Now that the police feel free to admit that they are using live fire and automatic weapons against civilians in the streets, deaths are not accidents but suicides; the hundreds killed in Rabea, we are told, not only took their lives into their own hands standing up to the police raid but were intending to die, surely hoping the bullet would hit them. The morgue gives “scientific” justification to the official state narrative that the Brotherhood is a cult of death, that killing them is not a crime but is actually what they wanted, strengthening them, and if it was suicide as the medical examiner tells us, who can blame the police for merely facilitating?
***
Until recently few even knew of the morgue, as the only people who went there were families, lawyers, activists and the dead. Perhaps now, after it has overflown into the street and into those refrigerated trucks, it will receive the attention it needs.

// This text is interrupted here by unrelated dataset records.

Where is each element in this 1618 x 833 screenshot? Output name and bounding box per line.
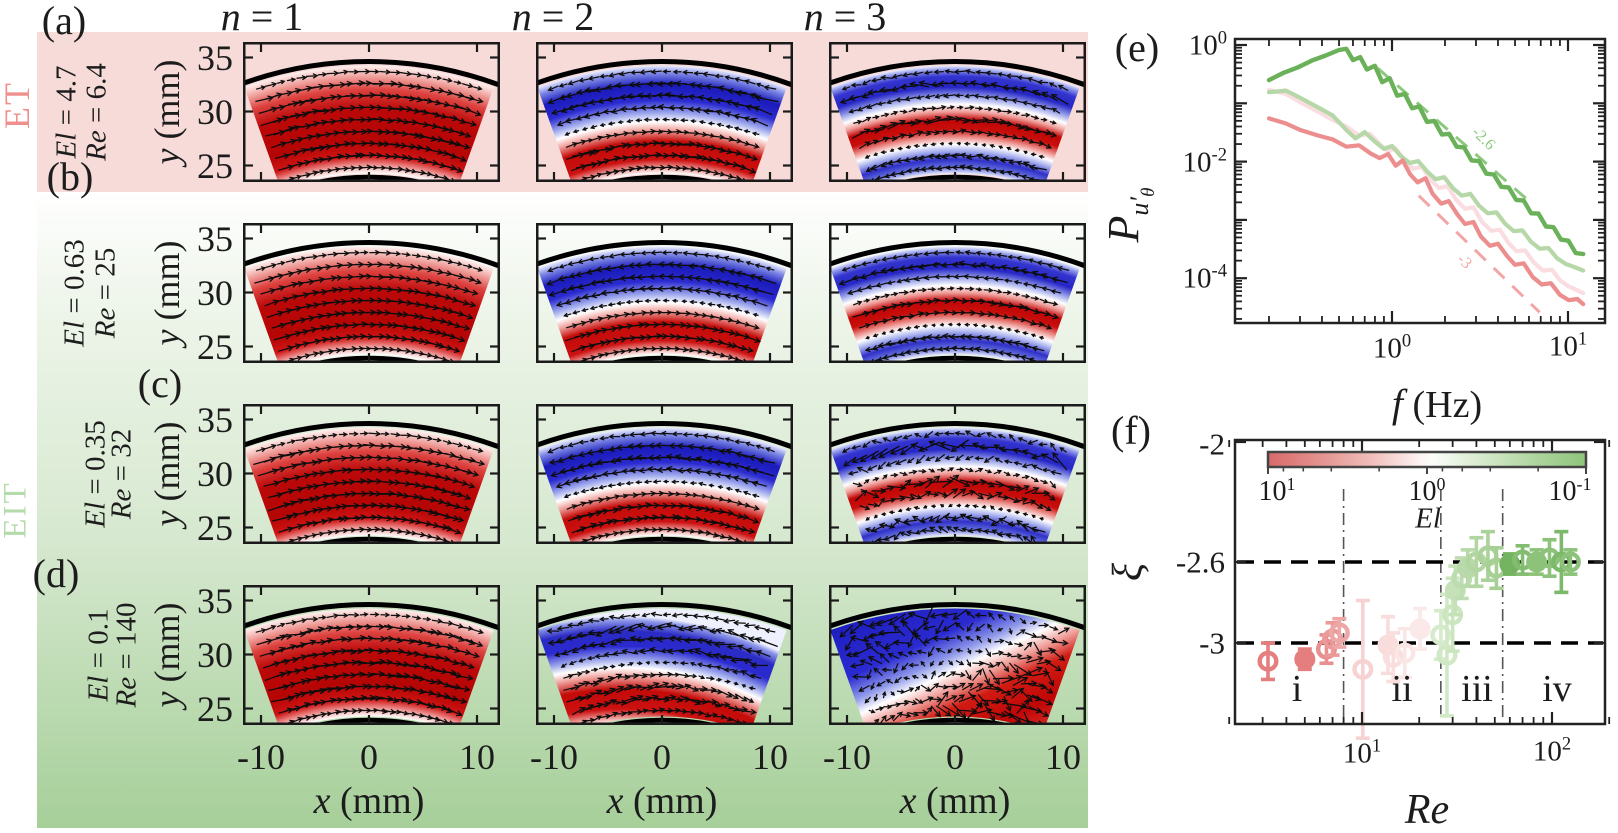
colorbar — [1266, 450, 1588, 474]
xtick-c1--10: -10 — [237, 737, 285, 777]
row-d-re-label: Re = 140 — [110, 602, 143, 708]
regime-label-eit: EIT — [0, 481, 34, 539]
data-point — [1559, 548, 1581, 576]
y-axis-label-d: y (mm) — [147, 602, 187, 708]
xtick-c2--10: -10 — [530, 737, 578, 777]
ytick-b-30: 30 — [197, 272, 233, 313]
data-point — [1257, 641, 1279, 682]
row-a-el-label: El = 4.7 — [50, 65, 83, 159]
ytick-b-35: 35 — [197, 218, 233, 259]
ytick-a-35: 35 — [197, 37, 233, 78]
scatter-xlabel: Re — [1404, 787, 1450, 833]
row-b-re-label: Re = 25 — [89, 247, 122, 339]
flow-panel-b2 — [536, 223, 793, 363]
row-c-re-label: Re = 32 — [105, 428, 138, 520]
scatter-ytick-2: -3 — [1199, 625, 1225, 661]
scatter-xtick-0: 101 — [1342, 735, 1382, 770]
scatter-ytick-0: -2 — [1199, 426, 1225, 462]
spectra-ytick-0: 100 — [1188, 27, 1227, 62]
ytick-d-25: 25 — [197, 688, 233, 729]
spectrum-curve-0 — [1266, 87, 1586, 296]
regime-label-et: ET — [0, 81, 37, 129]
column-header-n2: n = 2 — [511, 0, 595, 39]
scatter-plot — [1228, 438, 1611, 740]
xtick-c1-0: 0 — [360, 737, 378, 777]
row-d-el-label: El = 0.1 — [82, 608, 115, 702]
xtick-c2-0: 0 — [653, 737, 671, 777]
data-point — [1294, 647, 1316, 672]
data-point — [1538, 537, 1560, 578]
data-point — [1409, 606, 1431, 651]
panel-label-e: (e) — [1114, 25, 1160, 70]
scatter-xtick-1: 102 — [1532, 733, 1572, 768]
scatter-ytick-1: -2.6 — [1175, 544, 1225, 580]
slope-guide--2.6 — [1376, 67, 1529, 202]
ytick-d-30: 30 — [197, 634, 233, 675]
xtick-c1-10: 10 — [459, 737, 495, 777]
panel-label-c: (c) — [137, 361, 183, 406]
xtick-c3-10: 10 — [1045, 737, 1081, 777]
panel-label-d: (d) — [32, 551, 80, 596]
region-label-i: i — [1291, 668, 1303, 710]
x-axis-label-c3: x (mm) — [899, 780, 1011, 822]
spectra-plot — [1233, 37, 1607, 325]
data-point — [1382, 631, 1404, 684]
flow-panel-b3 — [829, 223, 1086, 363]
flow-panel-a2 — [536, 42, 793, 182]
ytick-c-35: 35 — [197, 399, 233, 440]
ytick-b-25: 25 — [197, 326, 233, 367]
data-point — [1394, 627, 1416, 680]
column-header-n1: n = 1 — [220, 0, 304, 39]
flow-panel-c2 — [536, 404, 793, 544]
spectrum-curve-2 — [1266, 116, 1586, 307]
xtick-c2-10: 10 — [752, 737, 788, 777]
colorbar-tick-left: 101 — [1258, 473, 1296, 508]
colorbar-label: El — [1415, 502, 1441, 535]
colorbar-tick-mid: 100 — [1408, 473, 1446, 508]
panel-label-f: (f) — [1111, 408, 1151, 453]
ytick-a-30: 30 — [197, 91, 233, 132]
spectra-xtick-0: 100 — [1372, 330, 1412, 365]
y-axis-label-b: y (mm) — [147, 240, 187, 346]
panel-label-b: (b) — [46, 154, 94, 199]
ytick-a-25: 25 — [197, 145, 233, 186]
flow-panel-c3 — [829, 404, 1086, 544]
spectrum-curve-3 — [1266, 46, 1586, 257]
panel-label-a: (a) — [41, 0, 87, 43]
spectra-xlabel: f (Hz) — [1391, 381, 1483, 426]
ytick-d-35: 35 — [197, 580, 233, 621]
spectra-ylabel: Pu′θ — [1099, 187, 1159, 243]
flow-panel-a1 — [243, 42, 500, 182]
ytick-c-25: 25 — [197, 507, 233, 548]
ytick-c-30: 30 — [197, 453, 233, 494]
spectra-ytick-2: 10-4 — [1182, 260, 1227, 295]
xtick-c3--10: -10 — [823, 737, 871, 777]
spectra-xtick-1: 101 — [1548, 328, 1588, 363]
row-b-el-label: El = 0.63 — [58, 239, 91, 347]
spectrum-curve-1 — [1266, 88, 1586, 273]
region-label-iii: iii — [1461, 668, 1493, 710]
flow-panel-d1 — [243, 585, 500, 725]
region-label-ii: ii — [1391, 668, 1413, 710]
flow-panel-b1 — [243, 223, 500, 363]
flow-panel-a3 — [829, 42, 1086, 182]
column-header-n3: n = 3 — [803, 0, 887, 39]
x-axis-label-c1: x (mm) — [313, 780, 425, 822]
colorbar-tick-right: 10-1 — [1548, 473, 1592, 508]
y-axis-label-a: y (mm) — [147, 59, 187, 165]
region-label-iv: iv — [1542, 668, 1572, 710]
flow-panel-d2 — [536, 585, 793, 725]
slope-guide--3 — [1417, 194, 1541, 314]
flow-panel-d3 — [829, 585, 1086, 725]
row-a-re-label: Re = 6.4 — [80, 63, 113, 161]
data-point — [1328, 616, 1350, 649]
x-axis-label-c2: x (mm) — [606, 780, 718, 822]
y-axis-label-c: y (mm) — [147, 421, 187, 527]
scatter-ylabel: ξ — [1105, 563, 1151, 581]
xtick-c3-0: 0 — [946, 737, 964, 777]
spectra-ytick-1: 10-2 — [1182, 144, 1227, 179]
flow-panel-c1 — [243, 404, 500, 544]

Hopefully a struggle for dignity in death will call attention to the fact that we still have not found dignity in our daily lives, that Zeinhom is not an impoverished anomaly but part of a continuous chain of repression, debasement and punishment by the state that begins at birth and ends not in death but in Zeinhom. Of course it is difficult to hope these days, but the same day her son died, Ahmed Sorour`s mother also said that as long as the revolutionaries stand strong and refuse to kneel, "Then my son lives, his blood will not have been spilled in vain. Each one of them is Ahmed, each boy, each girl. All of those in Tahrir are Ahmed, and they will find justice for him." If we can continue now when we feel so outnumbered from all sides, if we can continue to face Zeinhom when its very essence tries to break us, then we have not yet lost.